Horn of Plenty

Trumpeter Curtis Taylor displays Grammy Award-winning skills

I’ve been meaning to catch Curtis Taylor in action since the Grammy Award-winning trumpeter moved to San Diego two years ago. Thursday night’s performance at the Athenaeum Music & Arts Library in La Jolla represented my chance for redemption as the musician debuted a quartet featuring pianist Eric Reed, bassist Ben Shepherd and drummer Richard Sellers before an enthusiastic, at-capacity crowd.

Opening with the episodic “Motion,” Taylor revealed a warm, centered timbre that balanced gorgeous held tones with chains of trills over the relaxed pocket created by Shepherd and Sellers.

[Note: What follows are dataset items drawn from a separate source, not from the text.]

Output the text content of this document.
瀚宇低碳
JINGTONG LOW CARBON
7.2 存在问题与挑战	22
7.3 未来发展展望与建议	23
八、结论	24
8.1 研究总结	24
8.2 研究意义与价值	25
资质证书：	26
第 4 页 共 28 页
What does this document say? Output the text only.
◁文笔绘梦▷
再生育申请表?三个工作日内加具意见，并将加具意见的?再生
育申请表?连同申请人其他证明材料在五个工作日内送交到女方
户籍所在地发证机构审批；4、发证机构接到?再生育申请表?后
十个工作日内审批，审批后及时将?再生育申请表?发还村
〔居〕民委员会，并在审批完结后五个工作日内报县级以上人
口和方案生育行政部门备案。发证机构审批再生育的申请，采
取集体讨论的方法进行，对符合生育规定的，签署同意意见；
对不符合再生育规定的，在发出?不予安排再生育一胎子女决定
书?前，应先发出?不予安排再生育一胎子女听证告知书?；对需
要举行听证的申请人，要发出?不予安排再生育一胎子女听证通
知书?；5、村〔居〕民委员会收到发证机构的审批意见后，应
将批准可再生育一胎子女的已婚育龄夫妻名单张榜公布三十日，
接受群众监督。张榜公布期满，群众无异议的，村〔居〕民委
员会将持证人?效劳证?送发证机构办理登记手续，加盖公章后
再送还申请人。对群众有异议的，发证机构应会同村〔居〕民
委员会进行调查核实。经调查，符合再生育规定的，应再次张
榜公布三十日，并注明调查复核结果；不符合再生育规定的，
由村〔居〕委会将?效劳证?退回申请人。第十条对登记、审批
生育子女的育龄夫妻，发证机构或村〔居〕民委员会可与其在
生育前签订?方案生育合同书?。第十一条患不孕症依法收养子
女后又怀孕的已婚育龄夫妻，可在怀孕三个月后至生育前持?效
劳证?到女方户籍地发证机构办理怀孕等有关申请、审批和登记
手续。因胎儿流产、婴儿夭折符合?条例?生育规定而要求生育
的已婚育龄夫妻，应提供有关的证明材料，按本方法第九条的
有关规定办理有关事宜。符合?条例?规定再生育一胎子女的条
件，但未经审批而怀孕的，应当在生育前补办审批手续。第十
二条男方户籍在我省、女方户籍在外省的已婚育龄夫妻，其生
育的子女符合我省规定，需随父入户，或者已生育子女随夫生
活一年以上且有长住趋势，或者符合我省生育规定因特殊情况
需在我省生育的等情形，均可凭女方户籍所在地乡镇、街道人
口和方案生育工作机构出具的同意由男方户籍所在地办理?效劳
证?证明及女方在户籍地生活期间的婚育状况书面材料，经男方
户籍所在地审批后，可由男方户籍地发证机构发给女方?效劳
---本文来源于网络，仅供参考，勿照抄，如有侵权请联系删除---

Reed followed, a cappella, with a dazzling display of multiple moods and rhythms.

The pianist also led off a wickedly uptempo version of “Blue in Green” with action-packed, melodically effusive commentary while Shepherd strummed and pedaled with rope-thick bottom end. Taylor carved wide melodic contours with piercing punctuation and some dramatic half-valve slurs.

Horace Silver’s “Peace” was next, performed as an aching ballad propelled by Shepherd’s groaning whole notes and the whispered brushes of Sellers. Taylor built layers of velocity that strained against the pensive textures of his colleagues, who wisely resisted the temptation to respond in kind, creating some delicious tension only mitigated by Shepherd’s languid, wood-toned solo.

Reed also figured prominently on “Whitney” with bluesy ornamentation that seemed to cascade into reflective pools of melody, often delineated by the clarity of Sellers’ ride cymbal. Taylor can blow with unfettered velocity, but it’s never just to show off. Almost everything he plays reveals deeply soulful motives.

My favorite moment came at the beginning of the second set with Taylor’s original, “On This Day,” a post-Wynton burner that leaned heavily on Shepherd’s hypnotic ostinato and the dark, elastic fireworks from the trumpeter. Reed became an amazing fountain of infinite, blue-hued melody that had me leaning forward to appreciate the beauty of the moment. Sellers had been stoking the pianist’s fire with relentless cowbell commentary, which eventually erupted into a full-blown, architecturally brilliant drum solo that had the crowd screaming.

This was the final night of the summer series of concerts at the Athenaeum Library, and I’m going to miss the intimacy and pristine acoustics. Most of all, I'm going to miss the quality of the performances, which have been a joy to behold.